Again, we have to interpret these data with care because look at this study over here. They only followed patients from three to eight months. You can't even really diagnose premature ovarian failure until a patient has been amenorrheic for at least 12 months. So just because a patient hasn't had menses in three months, I mean, you really can't-- you have to be very careful with interpreting these data.

Ovarian tissue banking has been utilized now for numerous cases of hematologic malignancies. So there's broader implications because just a small piece of cortex gives you a lot more follicles than you would ever get with controlled ovarian stimulation. So you would essentially remove the cortex, freeze it with vitrification, and then either retransplant it at a later time at a pelvic site or an extra-pelvic site, or in vitro, try to mature some of those follicles.

So 24 live births have actually been reported with retransplanting that ovarian tissue at a pelvic site. It has not worked at extra-pelvic sites. So some studies have actually tried to put the ovarian tissue back underneath the dermis and then stimulate them with IVF and then do a transdermal oocyte retrieval and then make embryos and put it back in. That has not worked for obvious reasons.

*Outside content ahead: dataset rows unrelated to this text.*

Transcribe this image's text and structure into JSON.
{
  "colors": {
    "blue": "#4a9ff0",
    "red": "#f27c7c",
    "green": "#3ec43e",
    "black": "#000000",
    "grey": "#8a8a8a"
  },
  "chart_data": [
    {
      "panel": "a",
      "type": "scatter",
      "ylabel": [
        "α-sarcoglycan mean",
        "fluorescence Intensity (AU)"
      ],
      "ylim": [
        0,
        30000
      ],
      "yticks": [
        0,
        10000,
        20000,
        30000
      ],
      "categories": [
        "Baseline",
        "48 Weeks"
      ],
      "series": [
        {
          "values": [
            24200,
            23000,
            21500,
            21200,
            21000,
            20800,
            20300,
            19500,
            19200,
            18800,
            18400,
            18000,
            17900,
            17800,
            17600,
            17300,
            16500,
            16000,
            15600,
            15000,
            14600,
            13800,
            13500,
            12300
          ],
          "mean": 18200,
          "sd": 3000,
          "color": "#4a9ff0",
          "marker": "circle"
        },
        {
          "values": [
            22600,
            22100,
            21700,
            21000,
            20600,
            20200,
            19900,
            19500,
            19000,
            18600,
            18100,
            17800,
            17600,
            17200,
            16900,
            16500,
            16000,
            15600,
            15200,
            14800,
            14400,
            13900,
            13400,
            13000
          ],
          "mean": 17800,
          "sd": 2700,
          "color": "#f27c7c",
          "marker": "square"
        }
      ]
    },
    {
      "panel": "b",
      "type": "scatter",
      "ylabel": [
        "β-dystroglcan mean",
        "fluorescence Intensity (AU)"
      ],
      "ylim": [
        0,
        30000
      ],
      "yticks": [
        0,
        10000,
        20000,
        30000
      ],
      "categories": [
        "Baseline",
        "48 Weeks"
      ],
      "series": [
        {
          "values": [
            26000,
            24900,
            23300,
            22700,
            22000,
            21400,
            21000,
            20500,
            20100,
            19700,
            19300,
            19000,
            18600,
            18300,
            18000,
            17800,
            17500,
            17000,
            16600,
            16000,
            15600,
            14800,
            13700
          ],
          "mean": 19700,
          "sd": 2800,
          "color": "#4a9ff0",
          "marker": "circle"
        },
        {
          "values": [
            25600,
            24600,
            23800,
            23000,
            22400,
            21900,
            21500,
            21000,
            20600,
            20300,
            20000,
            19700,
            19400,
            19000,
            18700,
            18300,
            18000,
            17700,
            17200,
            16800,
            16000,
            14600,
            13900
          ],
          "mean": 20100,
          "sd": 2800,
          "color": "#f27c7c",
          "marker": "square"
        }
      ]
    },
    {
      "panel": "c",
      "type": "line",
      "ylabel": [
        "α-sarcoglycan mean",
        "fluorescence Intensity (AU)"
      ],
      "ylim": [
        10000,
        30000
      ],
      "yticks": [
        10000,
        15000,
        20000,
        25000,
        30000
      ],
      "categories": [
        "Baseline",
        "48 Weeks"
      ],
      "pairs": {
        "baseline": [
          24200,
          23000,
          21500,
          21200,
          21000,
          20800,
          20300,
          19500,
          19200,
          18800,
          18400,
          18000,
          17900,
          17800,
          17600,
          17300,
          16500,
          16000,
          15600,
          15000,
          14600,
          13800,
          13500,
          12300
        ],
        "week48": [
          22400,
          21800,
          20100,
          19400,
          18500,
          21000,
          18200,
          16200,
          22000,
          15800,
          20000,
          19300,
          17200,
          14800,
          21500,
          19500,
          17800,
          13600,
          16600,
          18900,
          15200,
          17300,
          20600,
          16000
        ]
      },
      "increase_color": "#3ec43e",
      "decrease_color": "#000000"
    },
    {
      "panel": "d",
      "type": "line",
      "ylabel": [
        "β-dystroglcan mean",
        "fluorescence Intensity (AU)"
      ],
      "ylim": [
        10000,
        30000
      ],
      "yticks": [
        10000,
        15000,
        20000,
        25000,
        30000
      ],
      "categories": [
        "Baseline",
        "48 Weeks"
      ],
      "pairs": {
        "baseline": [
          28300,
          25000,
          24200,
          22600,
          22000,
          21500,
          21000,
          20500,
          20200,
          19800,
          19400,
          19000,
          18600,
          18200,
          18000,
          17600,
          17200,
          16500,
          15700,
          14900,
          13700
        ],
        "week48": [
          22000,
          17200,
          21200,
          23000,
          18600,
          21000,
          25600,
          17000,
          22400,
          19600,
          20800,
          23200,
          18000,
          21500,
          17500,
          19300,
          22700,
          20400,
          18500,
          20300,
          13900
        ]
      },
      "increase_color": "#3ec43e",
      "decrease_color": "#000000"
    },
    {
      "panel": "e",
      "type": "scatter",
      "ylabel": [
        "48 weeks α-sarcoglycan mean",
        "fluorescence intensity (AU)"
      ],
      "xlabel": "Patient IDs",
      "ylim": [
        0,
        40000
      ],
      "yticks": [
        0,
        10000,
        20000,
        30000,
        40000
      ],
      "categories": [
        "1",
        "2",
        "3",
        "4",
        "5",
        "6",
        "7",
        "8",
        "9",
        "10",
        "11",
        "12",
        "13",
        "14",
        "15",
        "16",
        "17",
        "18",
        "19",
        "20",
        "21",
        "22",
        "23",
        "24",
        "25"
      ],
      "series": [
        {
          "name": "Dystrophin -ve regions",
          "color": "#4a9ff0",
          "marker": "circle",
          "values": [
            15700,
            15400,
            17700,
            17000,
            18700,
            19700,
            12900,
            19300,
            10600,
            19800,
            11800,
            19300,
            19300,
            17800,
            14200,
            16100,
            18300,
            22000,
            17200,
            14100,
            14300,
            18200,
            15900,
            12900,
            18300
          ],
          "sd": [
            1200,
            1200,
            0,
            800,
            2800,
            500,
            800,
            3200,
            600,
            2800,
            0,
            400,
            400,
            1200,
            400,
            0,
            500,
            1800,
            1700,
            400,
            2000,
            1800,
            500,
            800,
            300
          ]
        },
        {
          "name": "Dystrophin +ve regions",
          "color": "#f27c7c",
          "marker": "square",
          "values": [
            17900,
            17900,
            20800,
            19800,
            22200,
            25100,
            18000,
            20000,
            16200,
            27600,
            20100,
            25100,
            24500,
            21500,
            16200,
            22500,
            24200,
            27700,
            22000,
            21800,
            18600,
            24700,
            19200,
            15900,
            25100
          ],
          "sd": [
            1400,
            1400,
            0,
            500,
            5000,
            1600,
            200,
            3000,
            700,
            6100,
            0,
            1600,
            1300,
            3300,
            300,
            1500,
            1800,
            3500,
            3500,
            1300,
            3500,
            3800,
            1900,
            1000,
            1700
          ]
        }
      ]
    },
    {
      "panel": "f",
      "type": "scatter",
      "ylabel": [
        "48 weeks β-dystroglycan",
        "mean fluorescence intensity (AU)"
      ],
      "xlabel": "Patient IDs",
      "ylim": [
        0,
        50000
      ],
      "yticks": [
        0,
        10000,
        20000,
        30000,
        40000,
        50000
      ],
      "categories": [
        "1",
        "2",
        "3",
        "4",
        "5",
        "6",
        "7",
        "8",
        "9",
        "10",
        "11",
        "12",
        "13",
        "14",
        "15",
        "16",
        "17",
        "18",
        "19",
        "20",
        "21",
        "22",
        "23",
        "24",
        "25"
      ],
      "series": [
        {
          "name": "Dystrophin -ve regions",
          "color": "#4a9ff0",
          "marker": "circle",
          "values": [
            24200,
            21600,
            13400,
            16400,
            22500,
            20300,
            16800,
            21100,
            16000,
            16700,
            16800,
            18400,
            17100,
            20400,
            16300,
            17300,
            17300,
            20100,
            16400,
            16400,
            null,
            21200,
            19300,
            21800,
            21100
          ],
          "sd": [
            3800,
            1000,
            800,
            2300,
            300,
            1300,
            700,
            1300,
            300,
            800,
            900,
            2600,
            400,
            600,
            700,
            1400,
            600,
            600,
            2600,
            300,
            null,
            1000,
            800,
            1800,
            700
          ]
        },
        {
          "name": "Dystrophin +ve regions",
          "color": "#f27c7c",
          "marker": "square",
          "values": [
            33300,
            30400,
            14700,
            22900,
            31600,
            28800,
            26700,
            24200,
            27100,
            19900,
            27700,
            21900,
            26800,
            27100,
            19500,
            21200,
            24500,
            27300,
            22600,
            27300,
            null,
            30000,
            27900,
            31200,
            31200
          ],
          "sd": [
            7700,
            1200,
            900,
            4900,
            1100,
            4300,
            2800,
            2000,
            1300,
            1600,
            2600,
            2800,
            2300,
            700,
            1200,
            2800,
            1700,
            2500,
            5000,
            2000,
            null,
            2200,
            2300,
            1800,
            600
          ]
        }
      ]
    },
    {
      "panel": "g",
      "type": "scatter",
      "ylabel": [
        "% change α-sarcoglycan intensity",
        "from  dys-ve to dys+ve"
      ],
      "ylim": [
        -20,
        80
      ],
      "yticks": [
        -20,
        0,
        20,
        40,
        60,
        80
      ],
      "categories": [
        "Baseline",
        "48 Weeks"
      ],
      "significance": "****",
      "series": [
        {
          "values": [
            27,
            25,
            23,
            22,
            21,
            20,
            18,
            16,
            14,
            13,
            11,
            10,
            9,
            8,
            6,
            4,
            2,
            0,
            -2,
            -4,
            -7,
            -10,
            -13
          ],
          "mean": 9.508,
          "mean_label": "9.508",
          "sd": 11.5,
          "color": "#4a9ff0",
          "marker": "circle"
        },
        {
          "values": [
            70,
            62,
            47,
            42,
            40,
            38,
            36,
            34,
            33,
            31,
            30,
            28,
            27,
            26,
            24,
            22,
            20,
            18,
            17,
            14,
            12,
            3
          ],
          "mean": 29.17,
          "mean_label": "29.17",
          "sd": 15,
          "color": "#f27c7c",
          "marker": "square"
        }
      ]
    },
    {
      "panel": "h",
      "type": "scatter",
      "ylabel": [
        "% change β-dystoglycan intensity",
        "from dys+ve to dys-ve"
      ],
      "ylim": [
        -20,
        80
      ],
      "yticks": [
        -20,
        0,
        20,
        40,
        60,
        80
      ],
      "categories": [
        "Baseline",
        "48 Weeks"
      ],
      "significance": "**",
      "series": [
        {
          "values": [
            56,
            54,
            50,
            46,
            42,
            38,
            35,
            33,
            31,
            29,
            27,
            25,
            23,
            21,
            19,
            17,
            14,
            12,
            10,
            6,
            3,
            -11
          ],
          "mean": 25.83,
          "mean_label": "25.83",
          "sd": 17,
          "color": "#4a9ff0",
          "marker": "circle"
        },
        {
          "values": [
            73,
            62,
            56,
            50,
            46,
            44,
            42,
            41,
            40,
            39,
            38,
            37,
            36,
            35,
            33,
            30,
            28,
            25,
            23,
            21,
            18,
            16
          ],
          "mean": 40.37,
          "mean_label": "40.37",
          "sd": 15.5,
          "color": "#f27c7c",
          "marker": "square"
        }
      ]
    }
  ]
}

And this is what it looks like. So this is a patient who's had an oophorectomy. You would just take a small piece of the cortex out and then cut it up into small pieces and then frieze with rapid vitrification.

Just a brief blurb about our center. We recently became a Live Strong Center for Excellence for Fertility Preservation, which we are so proud of, because what that means is our patients are able to qualify for free medications. So the cost of gonadotropins can run up to $4,000 to $5,000 in addition to the normal cost of an IVF cycle. It's very cost prohibitive for a lot of patients. And so the fact that they're able to qualify for free medications is huge.

To conclude, discussion is key in a multi-disciplinary approach to the breast cancer patient. Not being able to possibly conceive after chemotherapy in a reproductive age women really can be emotionally devastating if having a child has always been her dream. Early referral is recommended if a patient is interested in pursuing embryo or oocyte cryopreservation. Embryo or oocyte cryopreservation are still the gold standard. But I would encourage people to actually consider use of GnRH agonists if either controlled ovarian stimulation is time restrictive and the patient can't do it because she has an aggressive breast cancer or if it's a cost prohibitive. Other modalities are still experimental.

And these are my references. Thank you.